Ross Burbank

Profile
- Position: Center

Personal information
- Born: January 27, 1993 (age 33) Virginia Beach, Virginia
- Listed height: 6 ft 4 in (1.93 m)
- Listed weight: 235 lb (107 kg)

Career information
- High school: Virginia Beach (VA) Cox
- College: Virginia
- NFL draft: 2016: undrafted

Career history
- Oakland Raiders (2016)*; Seattle Seahawks (2016–2017)*; Dallas Cowboys (2017)*;
- * Offseason or practice squad member only
- Stats at Pro Football Reference

= Ross Burbank =

American football player (born 1993)

Ross Burbank (born January 27, 1993) is an American football center who is currently a free agent.
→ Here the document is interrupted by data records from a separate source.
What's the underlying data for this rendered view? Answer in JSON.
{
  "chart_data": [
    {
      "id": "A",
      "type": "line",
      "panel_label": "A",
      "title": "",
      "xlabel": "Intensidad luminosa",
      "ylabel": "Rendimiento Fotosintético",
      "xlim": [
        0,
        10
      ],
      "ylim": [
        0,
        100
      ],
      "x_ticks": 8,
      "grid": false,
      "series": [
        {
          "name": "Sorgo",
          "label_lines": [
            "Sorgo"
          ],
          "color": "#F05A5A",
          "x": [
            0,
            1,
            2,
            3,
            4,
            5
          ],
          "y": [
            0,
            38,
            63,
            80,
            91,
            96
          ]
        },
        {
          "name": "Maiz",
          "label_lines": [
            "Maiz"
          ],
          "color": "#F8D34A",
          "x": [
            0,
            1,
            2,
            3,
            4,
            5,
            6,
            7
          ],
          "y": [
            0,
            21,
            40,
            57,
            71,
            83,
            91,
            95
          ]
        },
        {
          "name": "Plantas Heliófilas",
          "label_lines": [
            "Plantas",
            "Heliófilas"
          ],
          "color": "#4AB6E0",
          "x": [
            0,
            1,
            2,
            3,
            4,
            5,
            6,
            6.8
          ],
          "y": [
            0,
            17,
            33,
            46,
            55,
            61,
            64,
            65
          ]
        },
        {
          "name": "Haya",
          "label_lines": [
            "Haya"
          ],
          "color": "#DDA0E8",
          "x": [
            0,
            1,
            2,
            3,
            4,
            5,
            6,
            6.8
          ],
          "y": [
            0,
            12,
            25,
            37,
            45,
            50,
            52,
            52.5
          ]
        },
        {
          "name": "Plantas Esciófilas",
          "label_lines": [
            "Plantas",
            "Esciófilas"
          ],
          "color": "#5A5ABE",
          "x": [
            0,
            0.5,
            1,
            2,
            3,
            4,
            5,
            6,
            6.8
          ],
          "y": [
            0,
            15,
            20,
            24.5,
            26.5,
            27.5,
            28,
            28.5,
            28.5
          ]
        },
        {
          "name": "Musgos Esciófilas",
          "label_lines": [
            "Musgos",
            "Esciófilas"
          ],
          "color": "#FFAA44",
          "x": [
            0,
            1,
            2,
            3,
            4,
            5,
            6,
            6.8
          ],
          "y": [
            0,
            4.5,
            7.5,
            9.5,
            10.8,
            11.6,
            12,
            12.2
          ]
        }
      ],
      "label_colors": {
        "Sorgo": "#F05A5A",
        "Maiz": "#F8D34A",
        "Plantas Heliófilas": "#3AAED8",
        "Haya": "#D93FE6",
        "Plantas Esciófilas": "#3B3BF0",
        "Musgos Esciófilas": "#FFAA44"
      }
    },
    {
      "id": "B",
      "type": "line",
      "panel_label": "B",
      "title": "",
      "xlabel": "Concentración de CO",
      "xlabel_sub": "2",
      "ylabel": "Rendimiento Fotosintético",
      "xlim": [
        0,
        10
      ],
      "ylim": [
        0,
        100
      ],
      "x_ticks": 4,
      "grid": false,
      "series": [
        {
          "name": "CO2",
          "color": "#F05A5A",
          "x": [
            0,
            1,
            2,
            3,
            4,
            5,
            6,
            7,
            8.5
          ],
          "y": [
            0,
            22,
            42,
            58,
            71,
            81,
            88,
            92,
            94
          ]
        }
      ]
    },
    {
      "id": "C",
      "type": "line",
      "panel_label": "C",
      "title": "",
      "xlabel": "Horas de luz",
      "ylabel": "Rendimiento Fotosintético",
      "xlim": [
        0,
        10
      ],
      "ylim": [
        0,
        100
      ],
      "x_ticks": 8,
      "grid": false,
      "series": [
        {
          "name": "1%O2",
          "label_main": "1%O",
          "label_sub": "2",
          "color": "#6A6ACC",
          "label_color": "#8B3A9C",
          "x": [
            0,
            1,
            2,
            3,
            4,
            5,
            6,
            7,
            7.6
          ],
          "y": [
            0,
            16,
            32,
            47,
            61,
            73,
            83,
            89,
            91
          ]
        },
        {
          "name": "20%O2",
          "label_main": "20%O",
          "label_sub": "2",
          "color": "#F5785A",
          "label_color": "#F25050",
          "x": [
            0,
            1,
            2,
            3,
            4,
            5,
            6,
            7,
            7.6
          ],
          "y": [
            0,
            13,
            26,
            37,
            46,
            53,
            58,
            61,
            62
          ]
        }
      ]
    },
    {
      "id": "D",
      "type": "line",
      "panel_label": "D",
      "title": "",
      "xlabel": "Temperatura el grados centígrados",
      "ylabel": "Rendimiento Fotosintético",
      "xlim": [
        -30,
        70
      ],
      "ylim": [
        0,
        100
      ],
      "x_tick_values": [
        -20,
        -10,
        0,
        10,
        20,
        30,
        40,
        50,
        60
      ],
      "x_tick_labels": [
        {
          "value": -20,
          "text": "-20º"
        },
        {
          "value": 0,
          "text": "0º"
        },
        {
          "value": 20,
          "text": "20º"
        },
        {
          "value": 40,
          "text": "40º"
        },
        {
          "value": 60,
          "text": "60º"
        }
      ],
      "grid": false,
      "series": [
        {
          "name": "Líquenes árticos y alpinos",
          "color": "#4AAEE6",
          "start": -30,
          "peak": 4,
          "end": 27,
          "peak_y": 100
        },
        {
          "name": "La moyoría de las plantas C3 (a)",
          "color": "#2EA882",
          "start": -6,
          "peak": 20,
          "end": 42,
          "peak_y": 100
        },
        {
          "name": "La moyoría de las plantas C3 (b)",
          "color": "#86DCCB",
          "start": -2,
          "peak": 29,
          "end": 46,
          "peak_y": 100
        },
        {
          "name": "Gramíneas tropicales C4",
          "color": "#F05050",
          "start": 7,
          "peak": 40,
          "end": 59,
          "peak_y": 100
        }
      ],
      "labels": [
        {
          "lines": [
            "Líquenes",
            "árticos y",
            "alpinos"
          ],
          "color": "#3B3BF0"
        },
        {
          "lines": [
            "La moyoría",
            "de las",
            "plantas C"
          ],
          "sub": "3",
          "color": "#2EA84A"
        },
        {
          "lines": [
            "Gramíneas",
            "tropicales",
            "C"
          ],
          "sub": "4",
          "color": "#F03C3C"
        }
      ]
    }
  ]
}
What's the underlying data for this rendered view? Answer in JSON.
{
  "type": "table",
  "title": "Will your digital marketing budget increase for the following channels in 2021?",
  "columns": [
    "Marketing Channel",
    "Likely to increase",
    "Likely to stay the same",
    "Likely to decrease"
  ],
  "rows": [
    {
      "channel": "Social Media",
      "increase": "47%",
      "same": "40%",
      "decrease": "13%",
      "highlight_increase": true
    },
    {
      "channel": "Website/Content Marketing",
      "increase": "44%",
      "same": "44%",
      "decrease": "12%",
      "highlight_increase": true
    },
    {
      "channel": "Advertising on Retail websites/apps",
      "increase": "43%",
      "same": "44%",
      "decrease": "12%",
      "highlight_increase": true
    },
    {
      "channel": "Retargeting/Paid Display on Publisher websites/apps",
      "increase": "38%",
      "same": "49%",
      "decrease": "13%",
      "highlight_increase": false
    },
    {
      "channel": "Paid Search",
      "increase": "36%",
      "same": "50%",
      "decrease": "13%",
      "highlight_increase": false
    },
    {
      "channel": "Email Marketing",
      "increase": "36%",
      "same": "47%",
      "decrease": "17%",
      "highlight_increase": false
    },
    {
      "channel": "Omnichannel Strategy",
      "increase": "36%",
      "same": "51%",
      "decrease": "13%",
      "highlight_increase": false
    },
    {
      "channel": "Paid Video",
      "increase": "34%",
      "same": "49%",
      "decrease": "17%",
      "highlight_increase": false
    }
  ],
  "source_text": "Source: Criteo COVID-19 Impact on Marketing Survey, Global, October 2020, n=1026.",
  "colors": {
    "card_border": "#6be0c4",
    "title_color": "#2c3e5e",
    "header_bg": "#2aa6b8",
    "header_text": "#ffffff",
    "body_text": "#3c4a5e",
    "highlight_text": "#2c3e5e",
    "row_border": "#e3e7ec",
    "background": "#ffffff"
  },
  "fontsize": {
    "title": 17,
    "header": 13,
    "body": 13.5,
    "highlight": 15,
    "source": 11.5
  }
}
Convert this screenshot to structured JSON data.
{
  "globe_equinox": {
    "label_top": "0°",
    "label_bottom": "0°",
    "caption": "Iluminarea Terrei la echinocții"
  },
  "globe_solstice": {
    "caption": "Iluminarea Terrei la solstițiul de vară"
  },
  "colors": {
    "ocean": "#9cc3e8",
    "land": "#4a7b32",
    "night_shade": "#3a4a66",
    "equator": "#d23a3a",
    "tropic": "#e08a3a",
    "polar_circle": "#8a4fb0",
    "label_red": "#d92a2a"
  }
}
He played college football at Virginia.

He attended Frank W. Cox High School where he was the football and wrestling team captain. He was the 2010 Virginia AAA wrestling state champion at heavyweight (285lb).

==Professional career==

===Oakland Raiders===
Burbank signed with the Oakland Raiders as an undrafted free agent on May 10, 2016. He was waived on August 29, 2016.

===Seattle Seahawks===
On December 28, 2016, Burbank was signed to the Seattle Seahawks' practice squad. He signed a future contract with the Seahawks on January 16, 2017. He was waived on May 9, 2017.

===Dallas Cowboys===
On June 2, 2017, Burbank signed with the Dallas Cowboys. He was waived on September 2, 2017.